Non-Disclosure Agreement (NDA) Review & Risk Analysis

Understand what your nda really says before you sign.

See What You're Missing in Your NDA

A Non-Disclosure Agreement is one of the most common contracts you will encounter, whether you are starting a new job, exploring a business partnership, or sharing an idea with a potential investor. The core idea is simple: one or both parties agree to keep certain information confidential. But the details matter more than the headline.

The biggest mistake people make with NDAs is treating them as boilerplate. Many are not. Some define "confidential information" so broadly that nearly everything you learn becomes restricted. Others include non-compete provisions buried in the fine print, or set time periods that last far longer than necessary. Before you sign, it is worth understanding exactly what you are agreeing to. This is informational, not legal advice.

Common Red Flags in NDAs

Overly Broad Definition of Confidential Information

Some NDAs define confidential information to include essentially everything the other party shares, says, or even implies. If the definition is not specific, you could be restricted from using general industry knowledge you pick up during the relationship.

One-Sided Obligations

In a mutual NDA, both parties have the same obligations. In a one-sided NDA, only you are restricted. Make sure the obligations match who is actually sharing sensitive information. If both sides are sharing, push for mutual terms.

Excessively Long Duration

Some NDAs require confidentiality for five, ten, or even an unlimited number of years. While trade secrets may warrant longer protection, general business information typically should not bind you for more than two to three years.

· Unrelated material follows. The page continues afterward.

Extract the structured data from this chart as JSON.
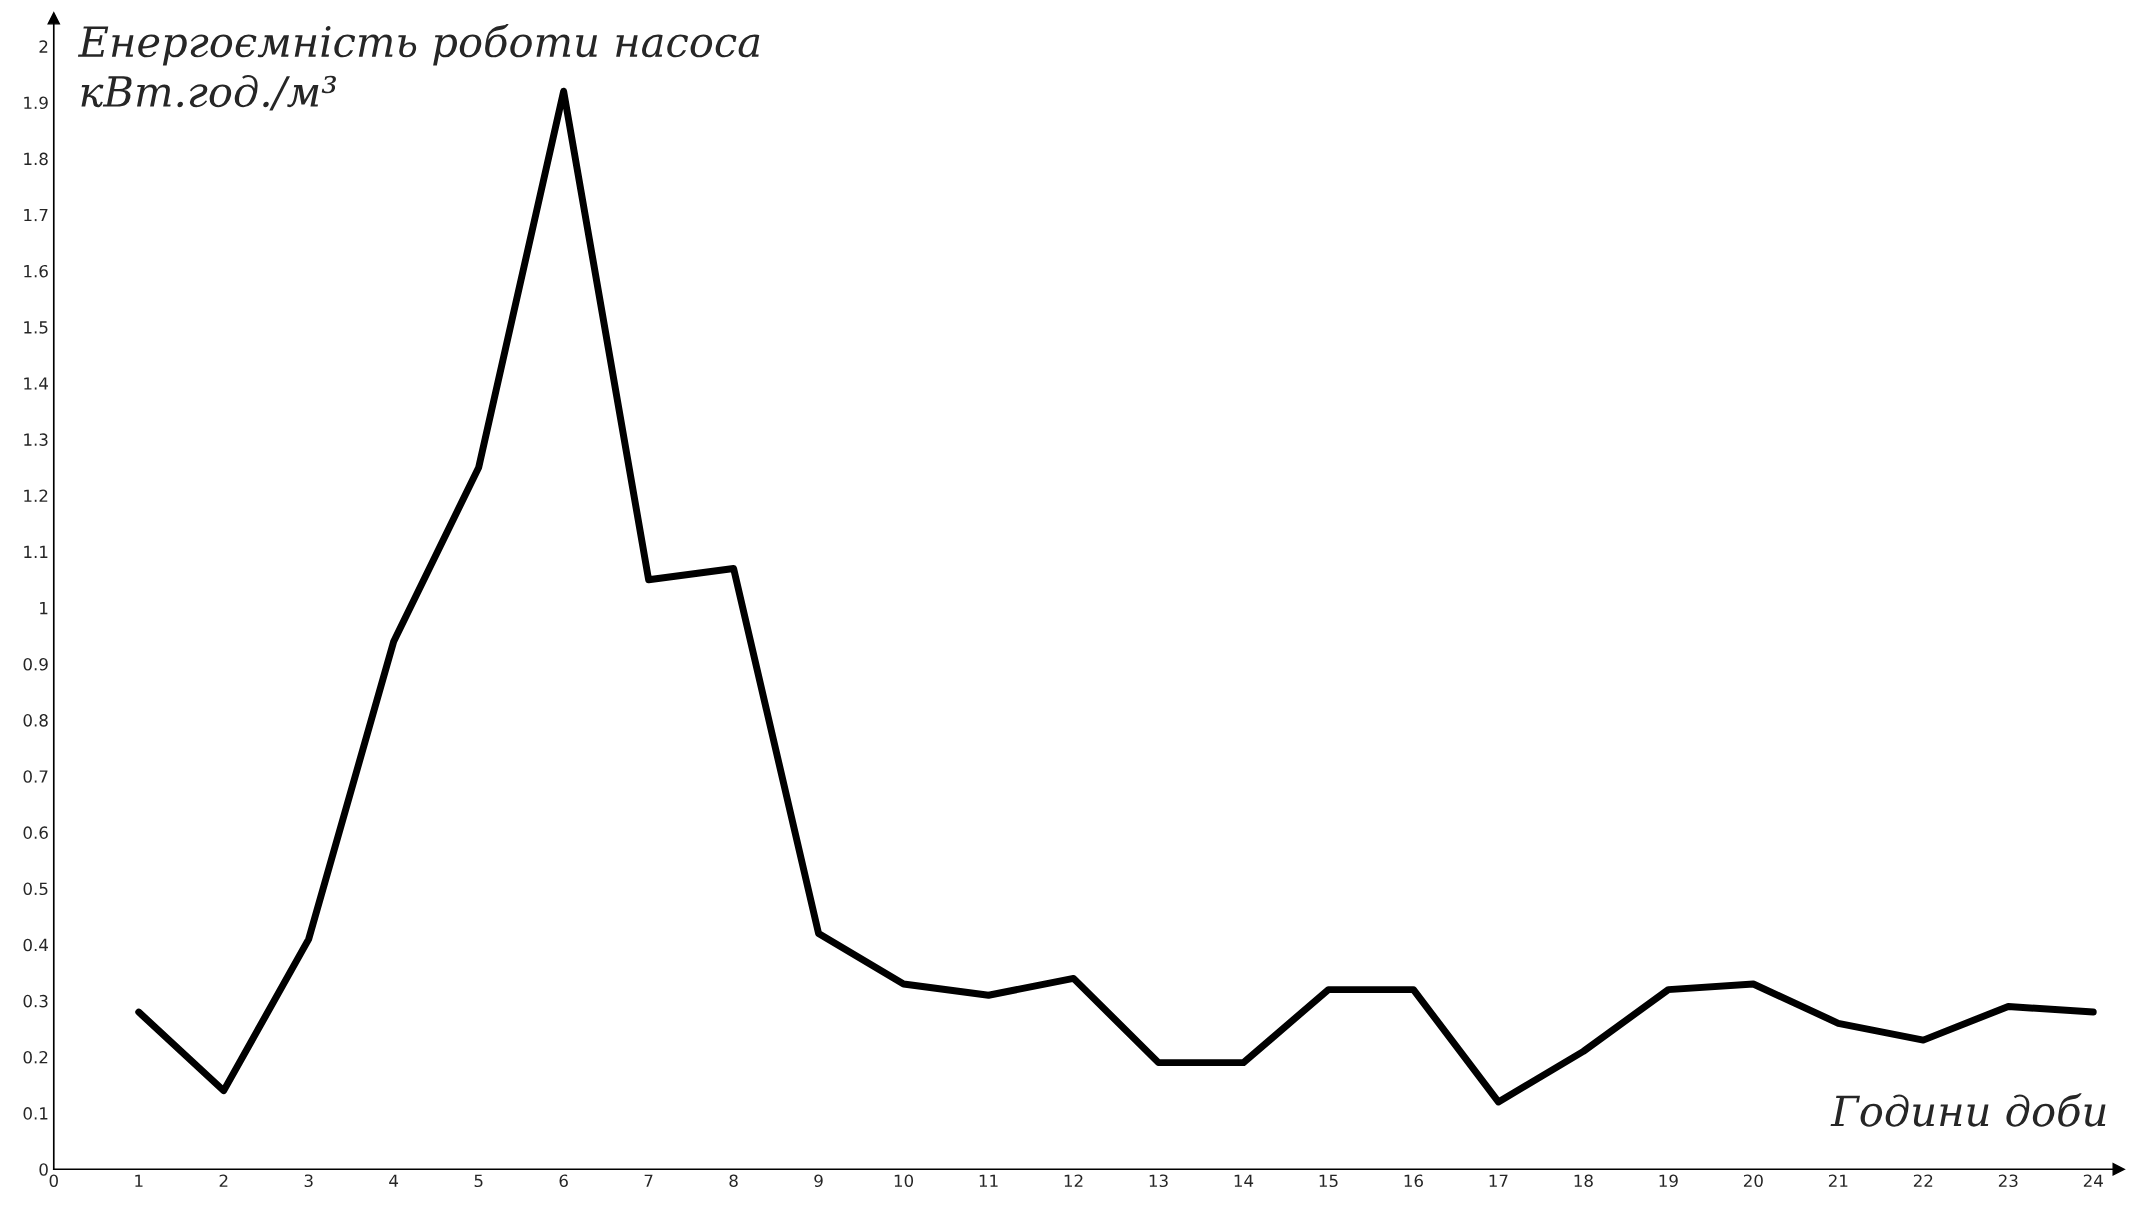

Hidden Non-Compete or Non-Solicitation Clauses

Watch for provisions that go beyond confidentiality. Some NDAs include restrictions on working with competitors or soliciting employees, effectively turning a simple NDA into a non-compete agreement without calling it one.

No Carve-Outs for Publicly Available Information

A well-drafted NDA excludes information that is already public, independently developed, or received from a third party. If these carve-outs are missing, you could be held responsible for protecting information that is not actually secret.

Missing Residuals Clause

If the NDA lacks a residuals clause, general knowledge and skills you acquire during the relationship could be treated as confidential information. A residuals clause protects your right to use non-tangible information retained in your unaided memory.

No Return-of-Materials Provision

Without clear return or destruction obligations at termination, you may be expected to retain confidential materials indefinitely, creating ongoing compliance risk and storage obligations long after the relationship ends.

What KlausClause Checks For

When you upload your nda, KlausClause automatically analyzes:

  • Scope of confidential information definition and whether it is unreasonably broad
  • Whether obligations are mutual or one-sided and if the imbalance is justified
  • Duration of confidentiality period relative to the type of information protected
  • Presence of standard carve-outs for public information and independent development
  • Hidden non-compete, non-solicitation, or IP assignment provisions buried in the NDA
  • Return-of-materials and destruction obligations at termination

NDA Review Checklist

Before signing any nda, verify each of these items:

  1. Verify both parties are correctly identified with full legal names
  2. Check the definition of confidential information for overbreadth
  3. Confirm whether the NDA is mutual or one-way
  4. Review the confidentiality period duration and whether it is reasonable
  5. Look for non-compete or non-solicitation clauses embedded in the NDA
  6. Verify carve-outs exist for publicly available information
  7. Check for a residuals clause protecting general knowledge
  8. Review the return-of-materials or destruction provision
  9. Confirm governing law and dispute resolution jurisdiction
  10. Check whether the NDA permits disclosure to legal advisors and accountants

Related Contract Clauses

Learn more about specific clauses commonly found in ndas:

Frequently Asked Questions

What is an NDA?

A Non-Disclosure Agreement is a legal contract that creates a confidential relationship between the parties who sign it. The party or parties agreeing to the NDA promise that sensitive information they receive will not be shared with others. NDAs are commonly used in business negotiations, employment relationships, and when sharing proprietary ideas.

What should I look for in an NDA?

Focus on four key areas: how broadly confidential information is defined, whether the obligations are mutual or one-sided, how long the confidentiality period lasts, and whether there are any hidden restrictions like non-compete or non-solicitation clauses. Also check for carve-outs that exclude publicly available information.

Can I negotiate an NDA?

Yes, NDAs are negotiable. Common changes include narrowing the definition of confidential information, making obligations mutual, shortening the confidentiality period, and removing non-compete provisions. Most parties expect some negotiation, especially in business-to-business relationships.

How long does an NDA last?

NDA durations vary widely. Most business NDAs last between one and five years. Employment NDAs may last for the duration of employment plus a set period after. Indefinite NDAs exist but are generally harder to enforce unless they cover genuine trade secrets.